Toutefois, la séparation définitive des bons et des méchants ne s’accomplira qu’après un temps très long. Il faut d’incommensurables périodes pour permettre aux éléments lumineux tombés dans ce monde de se dégager de la matière et de retourner à leur source première. Les élus eux-mêmes ne peuvent empêcher certaines parcelles lumineuses de leur échapper, et de reprendre une existence errante. Peu à peu cependant s’accomplit la discrimination nécessaire. Les parcelles de lumière remontent à leur principe ; et la matière, de plus en plus abandonnée à elle-même, reste isolée.
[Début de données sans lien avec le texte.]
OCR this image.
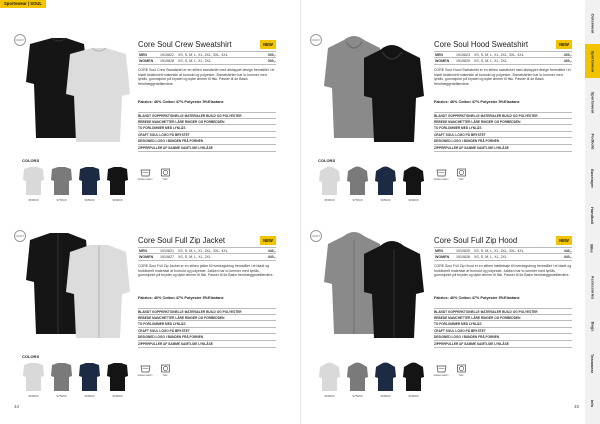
Sportswear | SOUL
CRAFT	Core Soul Crew Sweatshirt	NEW
MEN	1910622	XS, S, M, L, XL, 2XL, 3XL, 4XL	300,-
WOMEN	1910628	XS, S, M, L, XL, 2XL	300,-

CORE Soul Crew Sweatshirt er en stilren sweatshirt med afslappet design fremstillet i et blødt funktionelt materiale af bomuld og polyester. Sweatshirten har to lommer med lynlås, gummiprint på brystet og dybe ærmer til fisk. Passer til de Basis fremhæggedelfærdere.

Fabrics: 46% Cotton 47% Polyester 5%Elastane

BLANDT GOPPERKTIONELLE MATERIALER BUILD OG POLYESTER
REBEDE MANCHETTER LÅRE RINGER OG PORBEDDEN
TO FORLOMMER MED LYNLÅS
CRAFT SOUL LOGO PÅ BRYSTET
DESIGNED LOGO I BUNDEN FRÅ FORNEN
ZIPPERPULLER AF SAMME SAMTLIGE LYNLÅSE
COLORS
950000	975000	395000	999000
Vaskemaskin	Tørk
CRAFT	Core Soul Hood Sweatshirt	NEW
MEN	1910623	XS, S, M, L, XL, 2XL, 3XL, 4XL	400,-
WOMEN	1910629	XS, S, M, L, XL, 2XL	400,-

CORE Soul Hood Sweatshirt er en stilren sweatshirt med afslappet design fremstillet i et blødt funktionelt materiale af bomuld og polyester. Sweatshirten har to lommer med lynlås, gummiprint på brystet og dybe ærmer til fisk. Passer til de Basis fremhæggedelfærdere.

Fabrics: 46% Cotton 47% Polyester 5%Elastane

BLANDT GOPPERKTIONELLE MATERIALER BUILD OG POLYESTER
REBEDE MANCHETTER LÅRE RINGER OG PORBEDDEN
TO FORLOMMER MED LYNLÅS
CRAFT SOUL LOGO PÅ BRYSTET
DESIGNED LOGO I BUNDEN FRÅ FORNEN
ZIPPERPULLER AF SAMME SAMTLIGE LYNLÅSE
COLORS
950000	975000	395000	999000
Vaskemaskin	Tørk
CRAFT	Core Soul Full Zip Jacket	NEW
MEN	1910621	XS, S, M, L, XL, 2XL, 3XL, 4XL	440,-
WOMEN	1910627	XS, S, M, L, XL, 2XL	440,-

CORE Soul Full Zip Jacket er en stilren jakke til hverdagsbrug fremstillet i et blødt og funktionelt materiale af bomuld og polyester. Jakken har to lommer med lynlås, gummiprint på brystet og dybe ærmer til fisk. Passer til de Basis fremhæggedelfærdere.

Fabrics: 46% Cotton 47% Polyester 5%Elastane

BLANDT GOPPERKTIONELLE MATERIALER BUILD OG POLYESTER
REBEDE MANCHETTER LÅRE RINGER OG PORBEDDEN
TO FORLOMMER MED LYNLÅS
CRAFT SOUL LOGO PÅ BRYSTET
DESIGNED LOGO I BUNDEN FRÅ FORNEN
ZIPPERPULLER AF SAMME SAMTLIGE LYNLÅSE
COLORS
950000	975000	395000	999000
Vaskemaskin	Tørk
CRAFT	Core Soul Full Zip Hood	NEW
MEN	1910620	XS, S, M, L, XL, 2XL, 3XL, 4XL	440,-
WOMEN	1910626	XS, S, M, L, XL, 2XL	440,-

CORE Soul Full Zip Hood er en stilren hættetrøje til hverdagsbrug fremstillet i et blødt og funktionelt materiale af bomuld og polyester. Jakken har to lommer med lynlås, gummiprint på brystet og dybe ærmer til fisk. Passer til de Basis fremhæggedelfærdere.

Fabrics: 46% Cotton 47% Polyester 5%Elastane

BLANDT GOPPERKTIONELLE MATERIALER BUILD OG POLYESTER
REBEDE MANCHETTER LÅRE RINGER OG PORBEDDEN
TO FORLOMMER MED LYNLÅS
CRAFT SOUL LOGO PÅ BRYSTET
DESIGNED LOGO I BUNDEN FRÅ FORNEN
ZIPPERPULLER AF SAMME SAMTLIGE LYNLÅSE
950000	975000	395000	999000
Vaskemaskin	Tørk
44	45
Outerwear
Sportswear
Sportswear
Fodbold
Baselayer
Handball
Bike
Accessories
Bags
Teamwear
Info
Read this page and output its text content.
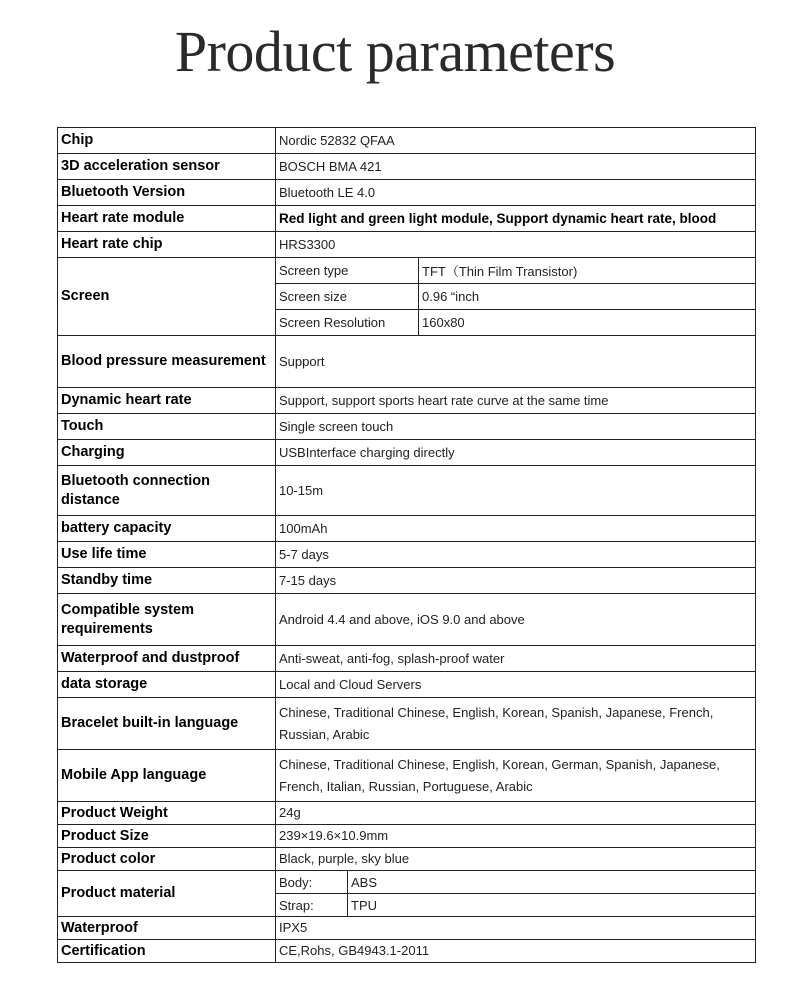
Product parameters
Chip	Nordic 52832 QFAA		
3D acceleration sensor	BOSCH BMA 421		
Bluetooth Version	Bluetooth LE 4.0		
Heart rate module	Red light and green light module, Support dynamic heart rate, blood		
Heart rate chip	HRS3300		
Screen	Screen type		TFT（Thin Film Transistor)
	Screen size		0.96 “inch
	Screen Resolution		160x80
Blood pressure measurement	Support		
Dynamic heart rate	Support, support sports heart rate curve at the same time		
Touch	Single screen touch		
Charging	USBInterface charging directly		
Bluetooth connection distance	10-15m		
battery capacity	100mAh		
Use life time	5-7 days		
Standby time	7-15 days		
Compatible system requirements	Android 4.4 and above, iOS 9.0 and above		
Waterproof and dustproof	Anti-sweat, anti-fog, splash-proof water		
data storage	Local and Cloud Servers		
Bracelet built-in language	Chinese, Traditional Chinese, English, Korean, Spanish, Japanese, French, Russian, Arabic		
Mobile App language	Chinese, Traditional Chinese, English, Korean, German, Spanish, Japanese, French, Italian, Russian, Portuguese, Arabic		
Product Weight	24g		
Product Size	239×19.6×10.9mm		
Product color	Black, purple, sky blue		
Product material	Body:	ABS	
	Strap:	TPU	
Waterproof	IPX5		
Certification	CE,Rohs, GB4943.1-2011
Au dernier jour, se produit un immense incendie, qui doit, selon An-Nadim, dans Flugel, Mani, p. 90 et le fragment manichéen de Tourfan, dans F. V. K. Millier, Handschri/t. Reste, p. 19, durer 1468 ans. « L’ange chargé de porter la terre se dirige vers la hauteur, et l’autre ange cesse de tirer le ciel après lui ; alors ce qu’il y a de supérieur se mélange à ce qu’il y a d’inférieur ; un feu éclate et se répand dans ces matières jusqu'à ce que la lumière qui y est répandue soit rendue à la liberté. » An-Nadim, dans Flugel, Mani, p. 90,

C’est alors la fin. La séparation s’opère pour toujours entre les justes et les pécheurs, et, plus exactement entre le monde de la lumière et le monde des ténèbres. Suivant An-Nadim « l’Homme primitif vient alors, dit Mani, du monde de l'étoile polaire ; le Messager du salut de l’Est, le grand architecte du Sud. l’Esprit vivant de l’Ouest. Ils observent le nouvel édifice qui est le nouveau Paradis. En même temps, ils tournent autour de cet enfer et regardent en ses profondeurs. Alors les justes viennent du Paradis vers cette lumière pour se jeter en elle. Ils se pressent au rendez-vous des dieux, et se rangent autour de cet enfer. Puis, ils jettent leurs regards sur les pécheurs qui se tournent et se retournent, errant çà et là et s’enfonçant toujours de plus en plus en cet enfer incapable de nuire jamais aux véridiques. Quand les pécheurs voient les véridiques, ils intercèdent auprès d’eux, et se jettent humblement à leurs pieds. Mais eux ne leur répondent qu’en termes accusateurs qui ne leur servent de rien. Les pécheurs n’y gagnent que d’accroître leur regret, leur chagrin et leur accablement. Tel sera leur lot éternel. » Flugel, Mani, p. 101, 102.